Sadly, Cygwin turned out to be pioneering in this respect: packaged lz4
builds for any but the most mainstream Linux distributions are hard to come by. Although it’s already replaced gzip
for kernel compression in some distributions, it’s still a fringe tool in user space despite its minimalist awesomeness.
I hope you’ll forgive me if I digress to point out that David Bryant’s WavPack is, in my opinion, a game-changer for musicians working on computers: I’ve now been using its --fast
mode inside all my recording projects for about five years. When I point out that some of these projects are 80-track 24/96 monsters that only just manage real-time playback on a quad-core 3 GHz system, you’ll understand how important it is not to waste CPU time frivolously, and therefore how seriously I had to think before adopting this practice.
As far as I can tell, lz4
is the equivalent for non-audio data, and because disk capacity has been outgrowing memory bandwidth and CPU power for so long, large amounts of data generally need to be processed as quickly as possible to make them worth handling at all. I therefore expect lz4
to quietly pop up all over the place during the next few years.
Prognostication aside, I was now faced with the problem of finding a portable Linux distribution suitable for my needs with a package manager for which lz4
was available; this turned out to be such a time-consuming research job as to be effectively impossible, so I girded my loins and faced up, quaking in my boots, to the only other option: building from source.
Building from source code is something I’ve studiously avoided on every form of Linux. As far as I can tell from afar, it’s the kind of mutant Arcturan MegaYak that can eat weeks of time before spitting one out unsatisfied, still wondering dazedly which configure options will make the damned thing compile properly, let alone link.

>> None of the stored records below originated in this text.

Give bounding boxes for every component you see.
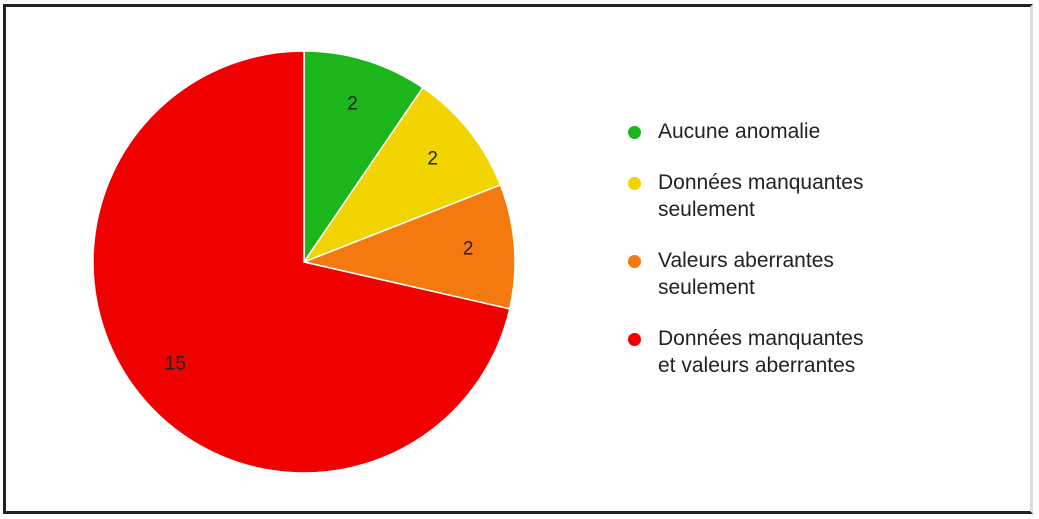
legend-label: Données manquantes seulement [658,171,864,221]
legend-marker [628,177,641,190]
legend-item: Données manquantes et valeurs aberrantes [626,325,876,379]
pie-slice [92,50,511,474]
legend-item: Aucune anomalie [626,118,876,145]
data-label: 15 [165,354,186,375]
legend-marker [628,126,641,139]
legend-item: Valeurs aberrantes seulement [626,247,876,301]
legend-marker [628,333,641,346]
pie-slice [301,183,516,310]
legend-label: Aucune anomalie [658,120,821,143]
legend-label: Données manquantes et valeurs aberrantes [658,327,864,377]
data-label: 2 [347,94,358,115]
pie-slice [303,50,424,265]
legend: Aucune anomalie Données manquantes seulem… [626,118,876,403]
data-label: 2 [463,239,474,260]
legend-label: Valeurs aberrantes seulement [658,249,834,299]
pie-slice [302,86,502,264]
legend-item: Données manquantes seulement [626,169,876,223]
data-label: 2 [427,148,438,169]
legend-marker [628,255,641,268]
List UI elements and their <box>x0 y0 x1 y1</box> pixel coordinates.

In this case I was wrong again: on the two or three portable distributions I tried, the hardest part was installing development tools. You can only imagine my astonishment when cloning the repository from github and running one make install
command in the programs
directory resulted in ready-to-use lz4
and lz4c
binaries.
I now have a USB3 external disk that I can plug into any machine to boot Slacko Puppy. Once there, I mount the images partition by clicking a desktop icon, start a terminal, and run:
dd if=/dev/sda1 bs=1M | lz4 -1 > /mnt/$BACKUP_TARGET/$IMG_NAME.lz4
When backing up a build from SSD, writing to the target HDD is the bottleneck, so lz4
actually improves throughput by reducing the ratio of data written to data read. There’s another major benefit if you’re using an SSD that (a) implements TRIM properly and (b) does so in RZAT mode: unused space reads as all zeroes, allowing lz4
to encode unused portions of the disk quickly and with minimal waste in the resulting image.